If all the extra modules were installed in some application specific directory that would solve the second problem but you still get the latest of all the modules. If the application and all the extra modules are distributed in a [dist://PAR] package the developer has almost full control over which version of the modules will be used. I write almost as there won't be control over the modules NOT in the par package.
So the technical requirements:
Install a baseline Perl that already includes lots of nice modules and a distribution framework. Especially install the most important modules that require compilation or things not on CPAN.
Strawberry Perl already includes PAR. Chocolate Perl will include wxPerl as well and maybe other GUI frameworks.
We need a way to distribute and install applications packaged as par archives. PAUSE/CPAN can already be used to distribute these packages. AFAIK neither CPAN nor CPANPLUS has any knowledge about such packages so we might need to either change those or provide a separate tool that will only install par packages.
As I discussed with Steffen Mueller, there is already a pair of modules: [dist://PAR::Repository] and [dist://PAR::Repository::Client] that can provide an alternative way for distribution and installation of PAR packages.
IMHO on this platform end-users should never install individual CPAN modules and even developers should install them in an application specific directory. That would avoid any unwanted upgrade of a prerequisite module. Developers might need several configurations of CPAN.pm to be used by each application they are working on.

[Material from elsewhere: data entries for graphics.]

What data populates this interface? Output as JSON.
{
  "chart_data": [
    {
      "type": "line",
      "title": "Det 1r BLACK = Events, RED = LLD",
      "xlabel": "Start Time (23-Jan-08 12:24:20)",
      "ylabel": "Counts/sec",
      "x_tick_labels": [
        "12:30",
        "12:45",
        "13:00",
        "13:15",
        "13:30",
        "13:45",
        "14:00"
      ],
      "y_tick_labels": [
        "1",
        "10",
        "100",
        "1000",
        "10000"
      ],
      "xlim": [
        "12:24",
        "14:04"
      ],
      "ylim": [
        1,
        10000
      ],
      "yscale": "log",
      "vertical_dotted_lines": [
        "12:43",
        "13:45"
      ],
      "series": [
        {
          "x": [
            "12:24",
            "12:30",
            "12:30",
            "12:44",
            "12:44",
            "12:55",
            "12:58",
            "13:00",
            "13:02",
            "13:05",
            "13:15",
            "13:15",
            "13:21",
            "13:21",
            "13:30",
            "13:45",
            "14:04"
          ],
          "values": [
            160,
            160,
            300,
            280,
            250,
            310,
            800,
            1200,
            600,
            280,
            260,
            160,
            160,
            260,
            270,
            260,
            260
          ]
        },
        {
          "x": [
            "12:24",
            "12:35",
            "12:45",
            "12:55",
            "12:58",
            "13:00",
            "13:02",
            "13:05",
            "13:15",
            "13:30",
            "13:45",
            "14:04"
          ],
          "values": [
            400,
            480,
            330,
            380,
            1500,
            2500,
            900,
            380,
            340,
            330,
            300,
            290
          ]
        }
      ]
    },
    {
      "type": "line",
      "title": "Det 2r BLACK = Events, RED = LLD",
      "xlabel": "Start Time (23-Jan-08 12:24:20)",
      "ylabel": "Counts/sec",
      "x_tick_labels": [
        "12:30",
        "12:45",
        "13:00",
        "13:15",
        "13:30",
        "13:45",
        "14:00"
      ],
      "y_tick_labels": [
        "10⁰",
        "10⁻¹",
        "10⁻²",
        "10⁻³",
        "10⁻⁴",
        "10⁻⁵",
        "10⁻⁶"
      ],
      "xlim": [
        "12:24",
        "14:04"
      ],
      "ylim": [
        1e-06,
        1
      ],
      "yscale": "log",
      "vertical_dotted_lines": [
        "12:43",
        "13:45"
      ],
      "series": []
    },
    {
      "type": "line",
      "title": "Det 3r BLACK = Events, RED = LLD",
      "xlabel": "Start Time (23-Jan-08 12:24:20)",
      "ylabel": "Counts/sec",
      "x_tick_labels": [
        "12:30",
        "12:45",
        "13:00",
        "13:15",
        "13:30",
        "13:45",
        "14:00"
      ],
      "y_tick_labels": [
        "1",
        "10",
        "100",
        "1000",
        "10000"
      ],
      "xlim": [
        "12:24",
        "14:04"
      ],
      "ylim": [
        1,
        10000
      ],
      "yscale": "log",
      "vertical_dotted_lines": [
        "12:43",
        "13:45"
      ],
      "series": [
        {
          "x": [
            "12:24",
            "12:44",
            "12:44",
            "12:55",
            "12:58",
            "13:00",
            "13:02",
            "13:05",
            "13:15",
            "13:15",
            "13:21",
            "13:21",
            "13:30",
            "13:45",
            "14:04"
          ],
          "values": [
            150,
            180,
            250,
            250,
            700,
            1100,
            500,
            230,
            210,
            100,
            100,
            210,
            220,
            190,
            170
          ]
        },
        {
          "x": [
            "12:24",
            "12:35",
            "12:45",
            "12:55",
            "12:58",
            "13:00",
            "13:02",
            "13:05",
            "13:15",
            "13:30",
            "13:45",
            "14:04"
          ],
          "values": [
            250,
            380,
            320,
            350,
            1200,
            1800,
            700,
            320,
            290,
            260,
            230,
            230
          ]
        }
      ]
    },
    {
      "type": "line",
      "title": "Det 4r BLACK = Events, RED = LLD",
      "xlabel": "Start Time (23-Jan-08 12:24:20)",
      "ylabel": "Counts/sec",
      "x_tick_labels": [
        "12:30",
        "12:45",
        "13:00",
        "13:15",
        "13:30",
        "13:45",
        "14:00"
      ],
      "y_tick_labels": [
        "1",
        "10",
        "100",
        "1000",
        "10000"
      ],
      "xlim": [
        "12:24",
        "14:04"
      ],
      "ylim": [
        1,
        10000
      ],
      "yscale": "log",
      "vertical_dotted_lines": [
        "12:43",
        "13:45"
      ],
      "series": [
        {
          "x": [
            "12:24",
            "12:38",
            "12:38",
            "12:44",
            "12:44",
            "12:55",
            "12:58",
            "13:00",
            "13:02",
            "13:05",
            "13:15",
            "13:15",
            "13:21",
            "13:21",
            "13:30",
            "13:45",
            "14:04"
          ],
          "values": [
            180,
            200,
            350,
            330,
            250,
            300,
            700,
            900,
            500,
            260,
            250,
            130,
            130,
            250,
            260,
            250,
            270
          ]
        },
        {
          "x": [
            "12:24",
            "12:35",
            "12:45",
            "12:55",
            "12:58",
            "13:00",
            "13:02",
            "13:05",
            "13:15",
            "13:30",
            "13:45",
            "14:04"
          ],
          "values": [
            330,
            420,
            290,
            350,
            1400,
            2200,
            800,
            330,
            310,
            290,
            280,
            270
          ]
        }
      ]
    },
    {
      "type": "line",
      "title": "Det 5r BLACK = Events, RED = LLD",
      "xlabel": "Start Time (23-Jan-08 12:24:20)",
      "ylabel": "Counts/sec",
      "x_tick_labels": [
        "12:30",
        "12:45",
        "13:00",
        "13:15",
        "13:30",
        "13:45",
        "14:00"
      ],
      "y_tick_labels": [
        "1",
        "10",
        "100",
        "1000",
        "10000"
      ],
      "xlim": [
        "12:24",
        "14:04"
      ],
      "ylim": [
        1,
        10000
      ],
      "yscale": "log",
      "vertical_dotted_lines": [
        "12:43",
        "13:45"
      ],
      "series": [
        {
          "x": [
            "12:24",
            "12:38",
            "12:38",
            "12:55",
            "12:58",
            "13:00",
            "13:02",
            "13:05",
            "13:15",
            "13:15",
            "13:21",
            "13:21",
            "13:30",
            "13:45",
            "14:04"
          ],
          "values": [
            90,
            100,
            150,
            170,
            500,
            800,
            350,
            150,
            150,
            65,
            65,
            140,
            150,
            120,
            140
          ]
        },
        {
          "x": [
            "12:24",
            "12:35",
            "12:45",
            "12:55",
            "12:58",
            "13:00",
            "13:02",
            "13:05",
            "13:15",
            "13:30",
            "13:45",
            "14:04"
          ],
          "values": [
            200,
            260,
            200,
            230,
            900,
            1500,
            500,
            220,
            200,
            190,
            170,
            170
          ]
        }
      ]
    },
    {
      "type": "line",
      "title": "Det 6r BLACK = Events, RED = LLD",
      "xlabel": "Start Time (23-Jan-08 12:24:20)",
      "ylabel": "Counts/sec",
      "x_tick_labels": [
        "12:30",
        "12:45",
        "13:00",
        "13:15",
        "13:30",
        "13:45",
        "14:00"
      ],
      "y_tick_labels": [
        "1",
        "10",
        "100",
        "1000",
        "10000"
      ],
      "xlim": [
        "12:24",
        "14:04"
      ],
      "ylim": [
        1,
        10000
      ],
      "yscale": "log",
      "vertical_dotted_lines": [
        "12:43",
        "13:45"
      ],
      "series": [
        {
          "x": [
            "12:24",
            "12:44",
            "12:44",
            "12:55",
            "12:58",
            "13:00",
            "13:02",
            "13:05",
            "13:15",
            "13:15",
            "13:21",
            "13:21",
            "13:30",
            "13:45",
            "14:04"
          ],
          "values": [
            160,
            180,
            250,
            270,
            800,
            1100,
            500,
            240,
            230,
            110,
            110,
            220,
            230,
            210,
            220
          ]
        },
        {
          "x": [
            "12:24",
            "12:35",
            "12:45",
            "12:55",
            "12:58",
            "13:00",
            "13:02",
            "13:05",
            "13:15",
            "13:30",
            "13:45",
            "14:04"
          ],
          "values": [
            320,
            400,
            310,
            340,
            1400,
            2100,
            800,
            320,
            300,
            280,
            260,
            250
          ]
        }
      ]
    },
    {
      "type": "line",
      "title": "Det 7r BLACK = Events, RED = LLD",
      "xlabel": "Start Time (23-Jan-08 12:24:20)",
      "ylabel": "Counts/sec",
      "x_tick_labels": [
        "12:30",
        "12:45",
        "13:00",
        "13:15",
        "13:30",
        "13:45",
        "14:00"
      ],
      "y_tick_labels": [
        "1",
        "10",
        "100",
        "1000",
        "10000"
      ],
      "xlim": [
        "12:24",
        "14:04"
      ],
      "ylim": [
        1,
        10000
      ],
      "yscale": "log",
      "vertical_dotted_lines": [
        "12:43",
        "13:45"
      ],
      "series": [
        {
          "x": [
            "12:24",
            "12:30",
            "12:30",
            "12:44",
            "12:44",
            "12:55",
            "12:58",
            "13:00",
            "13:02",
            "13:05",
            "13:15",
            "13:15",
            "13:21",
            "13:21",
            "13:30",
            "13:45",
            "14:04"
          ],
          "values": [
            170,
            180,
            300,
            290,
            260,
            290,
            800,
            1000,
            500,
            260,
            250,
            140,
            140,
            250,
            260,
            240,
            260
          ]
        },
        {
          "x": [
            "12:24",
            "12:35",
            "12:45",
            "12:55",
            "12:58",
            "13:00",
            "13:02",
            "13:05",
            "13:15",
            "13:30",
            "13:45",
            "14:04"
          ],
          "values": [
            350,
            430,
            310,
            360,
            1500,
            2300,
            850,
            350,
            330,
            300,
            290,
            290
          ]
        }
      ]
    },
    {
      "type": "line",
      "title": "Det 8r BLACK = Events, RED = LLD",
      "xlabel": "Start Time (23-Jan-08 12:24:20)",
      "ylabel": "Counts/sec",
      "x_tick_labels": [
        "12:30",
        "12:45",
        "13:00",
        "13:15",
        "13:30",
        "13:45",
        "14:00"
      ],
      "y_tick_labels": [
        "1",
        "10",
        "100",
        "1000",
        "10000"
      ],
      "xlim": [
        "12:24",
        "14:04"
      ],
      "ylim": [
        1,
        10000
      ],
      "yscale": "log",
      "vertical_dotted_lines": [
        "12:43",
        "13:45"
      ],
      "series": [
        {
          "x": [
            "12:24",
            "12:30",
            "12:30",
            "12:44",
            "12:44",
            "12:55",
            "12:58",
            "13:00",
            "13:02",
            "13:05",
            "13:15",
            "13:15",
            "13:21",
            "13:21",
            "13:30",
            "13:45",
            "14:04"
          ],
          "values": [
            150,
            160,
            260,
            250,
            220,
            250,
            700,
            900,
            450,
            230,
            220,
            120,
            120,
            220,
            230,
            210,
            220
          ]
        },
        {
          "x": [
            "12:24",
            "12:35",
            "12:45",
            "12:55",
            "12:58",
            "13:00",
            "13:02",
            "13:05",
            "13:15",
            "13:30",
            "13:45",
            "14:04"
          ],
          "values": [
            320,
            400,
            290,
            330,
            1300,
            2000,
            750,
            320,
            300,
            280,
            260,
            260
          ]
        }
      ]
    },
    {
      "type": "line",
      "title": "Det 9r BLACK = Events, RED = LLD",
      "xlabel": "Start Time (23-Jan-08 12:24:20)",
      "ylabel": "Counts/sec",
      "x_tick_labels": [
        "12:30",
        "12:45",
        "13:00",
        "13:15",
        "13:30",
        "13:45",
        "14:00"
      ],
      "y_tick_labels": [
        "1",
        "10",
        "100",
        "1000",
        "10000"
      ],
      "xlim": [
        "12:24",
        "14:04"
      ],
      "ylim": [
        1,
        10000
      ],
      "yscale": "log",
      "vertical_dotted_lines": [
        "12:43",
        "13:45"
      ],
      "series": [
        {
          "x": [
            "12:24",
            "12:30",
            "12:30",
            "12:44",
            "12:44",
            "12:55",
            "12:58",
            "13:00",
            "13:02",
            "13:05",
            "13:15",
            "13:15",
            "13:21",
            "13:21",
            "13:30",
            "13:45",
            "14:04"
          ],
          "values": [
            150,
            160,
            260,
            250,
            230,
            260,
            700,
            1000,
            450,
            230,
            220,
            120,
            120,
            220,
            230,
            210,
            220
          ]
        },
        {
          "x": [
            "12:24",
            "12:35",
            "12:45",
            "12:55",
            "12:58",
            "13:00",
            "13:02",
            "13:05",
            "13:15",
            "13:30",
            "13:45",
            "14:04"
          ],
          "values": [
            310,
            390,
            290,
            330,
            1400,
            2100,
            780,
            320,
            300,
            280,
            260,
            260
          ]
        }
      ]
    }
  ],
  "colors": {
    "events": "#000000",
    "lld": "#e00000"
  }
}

The application installer tool should know more about the applications than CPAN.pm currently does. Somewhere there should be a 3 dimensional matrix of (Platform version X Application version X OS version ) where Platform version will be something like Strawberry Perl 5.10.0.3. At the beginning the OS version is always MS Windows but I hope this Platform can be extended to other operating systems as well.
The information in the 3D matrix is probably best provided by the application developer. The installation tool (similar to GUI version of ppm ?) should be able to help the user select which versions of the application are approved to his/her OS and current platform and install that version of the application.
Let's have an example:
- I want to distribute an application that uses Module::Widget 1.12.
- I tested my application on Chocolate Perl 5.10.0.27
- As that version of Chocolate Perl already include Module::Widget 1.12 I don't include it in my PAR distribution
- If a user tries to install my application on an older version of Chocolate Perl, that did not yet include Module::Widget 1.12, the tool will tell so and won't try to install the module
Later I would include Parrot in this framework and gradually allow other languages running over Parrot.